There are teachers at Head Start and there are those who punch a clock. There are those interested in continuing education and debate, and eager to discuss new methods, practices, and ideas, with or without accepting them. Then there are those who embody the stereotype of why too many enter the field. There are those who show up to earn a check, who produce no results, who view teaching as a job rather than a lifetime commitment to making sure the next generation is better off than we are.

One might presume the same could be said about our public schools, but here’s the difference – trust. Public school teachers are granted tenure (like it or not). Public school teachers have a salary. Public school teachers, generally, have the faith and backing of administrators, the government, and the public. Public schools also face much greater exposure in our society, and thus are held to a higher standard.

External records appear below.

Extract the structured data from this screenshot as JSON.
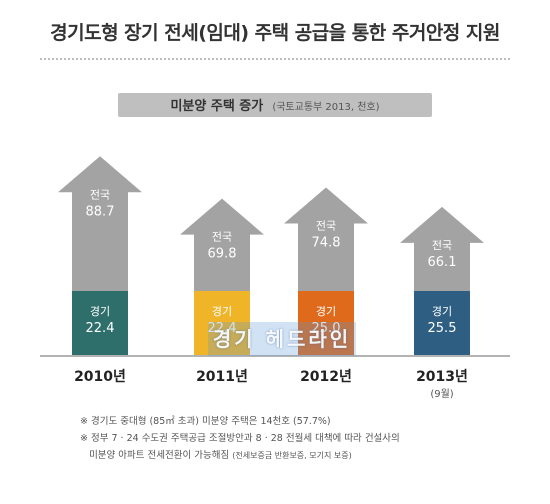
{
  "title": "경기도형 장기 전세(임대) 주택 공급을 통한 주거안정 지원",
  "subtitle": {
    "main": "미분양 주택 증가",
    "source": "(국토교통부 2013, 천호)"
  },
  "chart_data": {
    "type": "bar",
    "title": "미분양 주택 증가",
    "categories": [
      "2010년",
      "2011년",
      "2012년",
      "2013년"
    ],
    "category_notes": [
      "",
      "",
      "",
      "(9월)"
    ],
    "series": [
      {
        "name": "전국",
        "values": [
          88.7,
          69.8,
          74.8,
          66.1
        ]
      },
      {
        "name": "경기",
        "values": [
          22.4,
          22.4,
          25.0,
          25.5
        ]
      }
    ],
    "value_labels": {
      "전국": [
        "88.7",
        "69.8",
        "74.8",
        "66.1"
      ],
      "경기": [
        "22.4",
        "22.4",
        "25.0",
        "25.5"
      ]
    },
    "units": "천호",
    "colors": {
      "national": "#a3a3a3",
      "gyeonggi": [
        "#2f6f6b",
        "#f0b429",
        "#e06a1b",
        "#2e5f82"
      ]
    }
  },
  "watermark": "경기 헤드라인",
  "notes": {
    "note1": "※ 경기도 중대형 (85㎡ 초과) 미분양 주택은 14천호 (57.7%)",
    "note2": "※ 정부 7 · 24 수도권 주택공급 조절방안과 8 · 28 전월세 대책에 따라 건설사의",
    "note3_main": "미분양 아파트 전세전환이 가능해짐",
    "note3_small": "(전세보증금 반환보증, 모기지 보증)"
  }
}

And even if gripes about teachers are easy to come by, efforts by principals, superintendents, and school boards who are popularly elected, generally move our schools toward the direction of progress. Despite its flaws, few in government will admit to proposing cuts to public education, or getting rid of teachers. Strikingly, in 2010 Gallup found that 78% of public school parents ‘trusted the men and women who were teaching their children.’ There’s one reason for this, I believe, and it’s (not surprisingly) the value of education.

How can a positive value be placed on the education of a youngster in Head Start when “teachers” in the program place no value on their own education? Most Head Start teachers, the vast majority in my experience anyway, lack a four-year degree in any field. Mine happens to be in early childhood education. Congress, to its credit, passed a mandate that will require Lead Teachers in the program to have four-year degrees in education, but still they need not be state-certified teachers by passing a written exam. Why should they be salaried? Why should they be granted autonomy? Why should they be trusted? There’s no requirement in the program that meets the softest definition of professionalism, and what’s to respect in a program that so desperately lacks professionalism?

A greater injustice exists, however, in the management of the program. The supervisors, the managers, the directors, who in my case were people in charge of 500 plus employees and millions of dollars – have no requirement for degrees or knowledge in education, in human management, or in finance. These positions are filled, from my experience, solely through a friendship network. There’s no list of criteria on which to rely. If an employee’s relationship is cozy enough with a supervisor he or she is promoted, with no other qualifications taken into account. And plenty are promoted to powerful positions that manage our tax dollars. In most workplaces this type of egregious and shameful employment strategy would never fly. But in Head Start, who’s watching? The insane degree to which both financial and human capital is squandered in this organization is beyond comprehension, and therefore beyond expression. But one thing can be said: Those at the top are guilty of the gravest malfeasance for not only wasting our resources, but also simultaneously shortchanging our children’s future.

I’ve shared your article, Joe, with several past and present Head Start employees who feel the same as I do. Plenty of them have far more life experience, far more education, and far more credibility than I. Some of them have moved on, as I have, to place energy in a less futile cause, and some are still there – for a number of reasons. In any event, here’s the bottom line – you’re right. And while I can only offer one man’s opinion, the degree to which your conclusions match my experience and the experience of other colleagues in the program are accurate, and worth sharing. Like most of the public, I support the concept of Head Start. In this regard, your goal and mine for the program may not be the same, but your analysis of the situation as it is, is unerring. We’ve got to take care of our children, but Head Start simply is not working.

Actually, I agree with Ian: Head Start would be a valuable program, well worth keeping, if it were run well. But it’s difficult to break past the special interests who now control the $7 billion spent annually. The Obama Administration is making an effort at reform–but a total overhaul is needed.